Die Romantik ist eine kulturgeschichtliche Epoche, die vom Ende des 18. Jahrhunderts bis spät in das 19. Jahrhundert hinein andauerte. Insbesondere auf den Gebieten der Literatur, Musik oder der bildenden Kunst hatte diese Epoche umfangreiche Auswirkungen. Die Romantik kann in drei Phasen unterteilt werden: Frühromantik (bis 1804), Hochromantik (bis 1815) und Spätromantik (bis 1848). Die Zeit der Romantik war für die Menschen in Europa von bedeutenden Umbrüchen geprägt. Die Französische Revolution (1789 - 1799) zog weitreichende Folgen für ganz Europa nach sich. Auch der Fortschritt in Technik und Wissenschaft, der den Beginn des industriellen Zeitalters einläutete, verunsicherte die Menschen und prägte die Gesellschaft. In der Romantik gilt das Mittelalter als das Ideal und wird verherrlicht. Die Kunst und Architektur der Zeit des Mittelalters werden geschätzt, gepflegt und gesammelt.

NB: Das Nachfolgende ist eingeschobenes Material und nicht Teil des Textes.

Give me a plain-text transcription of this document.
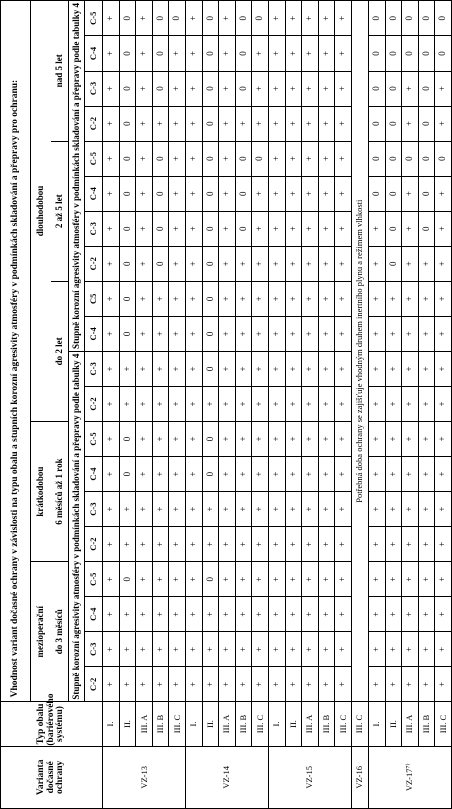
Varianta dočasné ochrany	Typ obalu (bariérového systému)	Vhodnost variant dočasné ochrany v závislosti na typu obalu a stupních korozní agresivity atmosféry v podmínkách skladování a přepravy pro ochranu:																			
		mezioperační				krátkodobou				dlouhodobou											
		do 3 měsíců				6 měsíců až 1 rok				do 2 let				2 až 5 let				nad 5 let			
		Stupně korozní agresivity atmosféry v podmínkách skladování a přepravy podle tabulky 4										Stupně korozní agresivity atmosféry v podmínkách skladování a přepravy podle tabulky 4									
		C-2	C-3	C-4	C-5	C-2	C-3	C-4	C-5	C-2	C-3	C-4	C5	C-2	C-3	C-4	C-5	C-2	C-3	C-4	C-5
VZ-13	I.	+	+	+	+	+	+	+	+	+	+	+	+	+	+	+	+	+	+	+	+
	II.	+	+	+	0	+	+	0	0	+	+	0	0	0	0	0	0	0	0	0	0
	III. A	+	+	+	+	+	+	+	+	+	+	+	+	+	+	+	+	+	+	+	+
	III. B	+	+	+	+	+	+	+	+	+	+	+	+	0	0	0	0	+	0	0	0
	III. C	+	+	+	+	+	+	+	+	+	+	+	+	+	+	+	+	+	+	+	0
VZ-14	I.	+	+	+	+	+	+	+	+	+	+	+	+	+	+	+	+	+	+	+	+
	II.	+	+	+	0	+	+	0	0	+	0	0	0	0	0	0	0	0	0	0	0
	III. A	+	+	+	+	+	+	+	+	+	+	+	+	+	+	+	+	+	+	+	+
	III. B	+	+	+	+	+	+	+	+	+	+	+	+	+	0	0	0	+	0	0	0
	III. C	+	+	+	+	+	+	+	+	+	+	+	+	+	+	+	0	+	+	+	0
VZ-15	I.	+	+	+	+	+	+	+	+	+	+	+	+	+	+	+	+	+	+	+	+
	II.	+	+	+	+	+	+	+	+	+	+	+	+	+	+	+	+	+	+	+	+
	III. A	+	+	+	+	+	+	+	+	+	+	+	+	+	+	+	+	+	+	+	+
	III. B	+	+	+	+	+	+	+	+	+	+	+	+	+	+	+	+	+	+	+	+
	III. C	+	+	+	+	+	+	+	+	+	+	+	+	+	+	+	+	+	+	+	+
VZ-16	III. C	Potřebná doba ochrany se zajišťuje vhodným druhem inertního plynu a režimem vlhkosti																			
VZ-17⁷⁾	I.	+	+	+	+	+	+	+	+	+	+	+	+	+	+	0	0	0	0	0	0
	II.	+	+	+	+	+	+	+	+	+	+	+	+	0	0	0	0	0	0	0	0
	III. A	+	+	+	+	+	+	+	+	+	+	+	+	+	+	+	0	+	+	0	0
	III. B	+	+	+	+	+	+	+	+	+	+	+	+	+	0	0	0	0	0	0	0
	III. C	+	+	+	+	+	+	+	+	+	+	+	+	+	+	+	0	+	+	0	0
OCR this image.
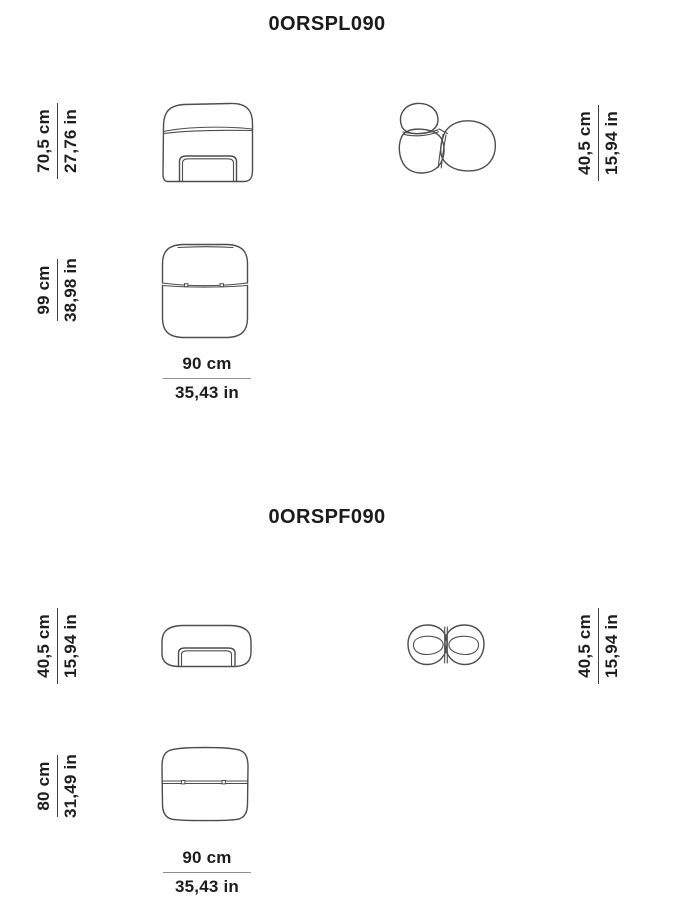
0ORSPL090
70,5 cm 27,76 in	40,5 cm 15,94 in
99 cm 38,98 in
90 cm
35,43 in
0ORSPF090
40,5 cm 15,94 in	40,5 cm 15,94 in
80 cm 31,49 in
90 cm
35,43 in
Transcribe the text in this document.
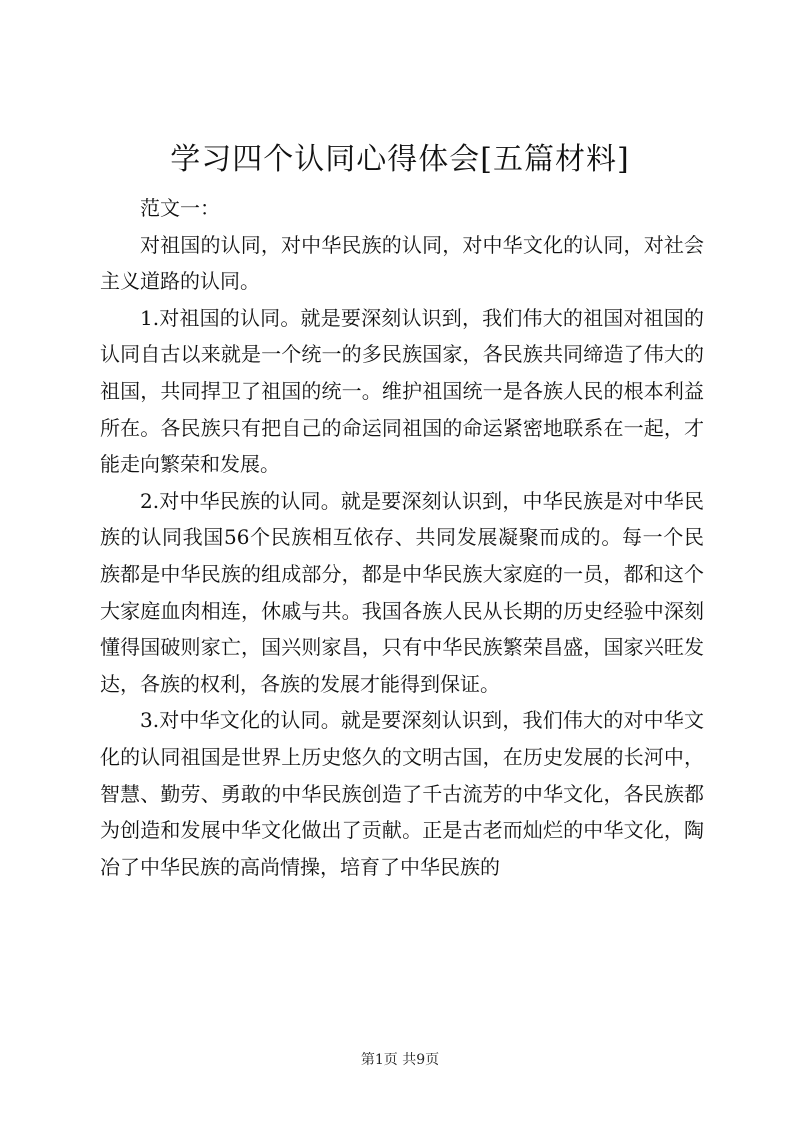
学习四个认同心得体会[五篇材料]

范文一：

对祖国的认同，对中华民族的认同，对中华文化的认同，对社会主义道路的认同。

1.对祖国的认同。就是要深刻认识到，我们伟大的祖国对祖国的认同自古以来就是一个统一的多民族国家，各民族共同缔造了伟大的祖国，共同捍卫了祖国的统一。维护祖国统一是各族人民的根本利益所在。各民族只有把自己的命运同祖国的命运紧密地联系在一起，才能走向繁荣和发展。

2.对中华民族的认同。就是要深刻认识到，中华民族是对中华民族的认同我国56个民族相互依存、共同发展凝聚而成的。每一个民族都是中华民族的组成部分，都是中华民族大家庭的一员，都和这个大家庭血肉相连，休戚与共。我国各族人民从长期的历史经验中深刻懂得国破则家亡，国兴则家昌，只有中华民族繁荣昌盛，国家兴旺发达，各族的权利，各族的发展才能得到保证。

3.对中华文化的认同。就是要深刻认识到，我们伟大的对中华文化的认同祖国是世界上历史悠久的文明古国，在历史发展的长河中，智慧、勤劳、勇敢的中华民族创造了千古流芳的中华文化，各民族都为创造和发展中华文化做出了贡献。正是古老而灿烂的中华文化，陶冶了中华民族的高尚情操，培育了中华民族的

第1页 共9页
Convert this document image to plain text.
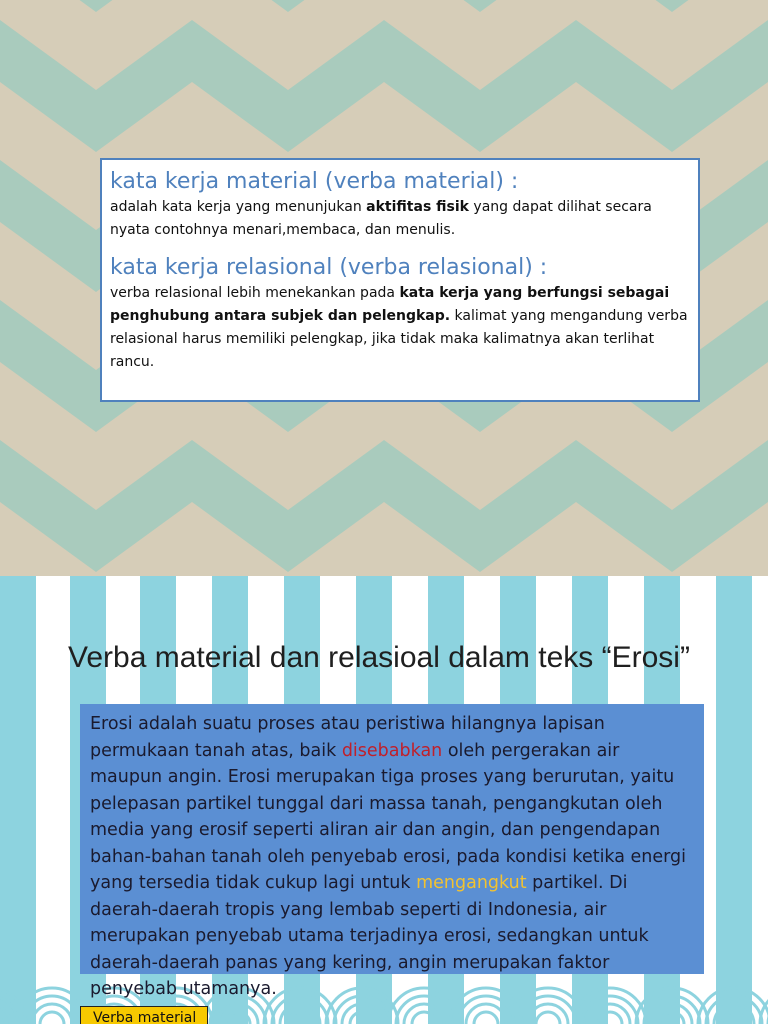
kata kerja material (verba material) :

adalah kata kerja yang menunjukan aktifitas fisik yang dapat dilihat secara nyata contohnya menari,membaca, dan menulis.

kata kerja relasional (verba relasional) :

verba relasional lebih menekankan pada kata kerja yang berfungsi sebagai penghubung antara subjek dan pelengkap. kalimat yang mengandung verba relasional harus memiliki pelengkap, jika tidak maka kalimatnya akan terlihat rancu.

Verba material dan relasioal dalam teks “Erosi”

Erosi adalah suatu proses atau peristiwa hilangnya lapisan permukaan tanah atas, baik disebabkan oleh pergerakan air maupun angin. Erosi merupakan tiga proses yang berurutan, yaitu pelepasan partikel tunggal dari massa tanah, pengangkutan oleh media yang erosif seperti aliran air dan angin, dan pengendapan bahan-bahan tanah oleh penyebab erosi, pada kondisi ketika energi yang tersedia tidak cukup lagi untuk mengangkut partikel. Di daerah-daerah tropis yang lembab seperti di Indonesia, air merupakan penyebab utama terjadinya erosi, sedangkan untuk daerah-daerah panas yang kering, angin merupakan faktor penyebab utamanya.

Verba material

Missstände dieser Zeit bleiben unberücksichtigt und scheinen bei den Schriftstellern in Vergessenheit geraten zu sein. So ist die Verklärung des Mittelalters ein zentrales Merkmal der Romantik. Des Weiteren sind die Weltflucht, die Hinwendung zur Natur und die romantische Ironie weitere zentrale Merkmale dieser Epoche. Die Grundthemen der Epoche waren Seele, Gefühle, Individualität und Leidenschaft. In der Literatur wurden diese Themen unter anderem durch Motive der Sehnsucht, Todessehnsucht, Fernweh oder Einsamkeit in der Fremde manifestiert. Die Romantik stellt die Freiheit der Phantasie sowohl über die Form als auch über den Inhalt des Werkes. Eine Konsequenz daraus ist ein Verschwimmen der Grenzen zwischen Lyrik und Epik. Die starren Regeln und Ziele der Klassik werden in der Romantik zurückgelassen. Eine gewisse Maß- und Regellosigkeit in den Werken fällt auf.

Das vorliegende Gedicht umfasst 90 Wörter. Es baut sich aus 5 Strophen auf und besteht aus 20 Versen. Weitere Werke des Dichters Joseph von Eichendorff sind „Der Isegrimm“, „Der verliebte Reisende“ und „Die Heimat“. Auf abi-pur.de liegen zum Autor des Gedichtes „Nachruf“ weitere 395 Gedichte vor.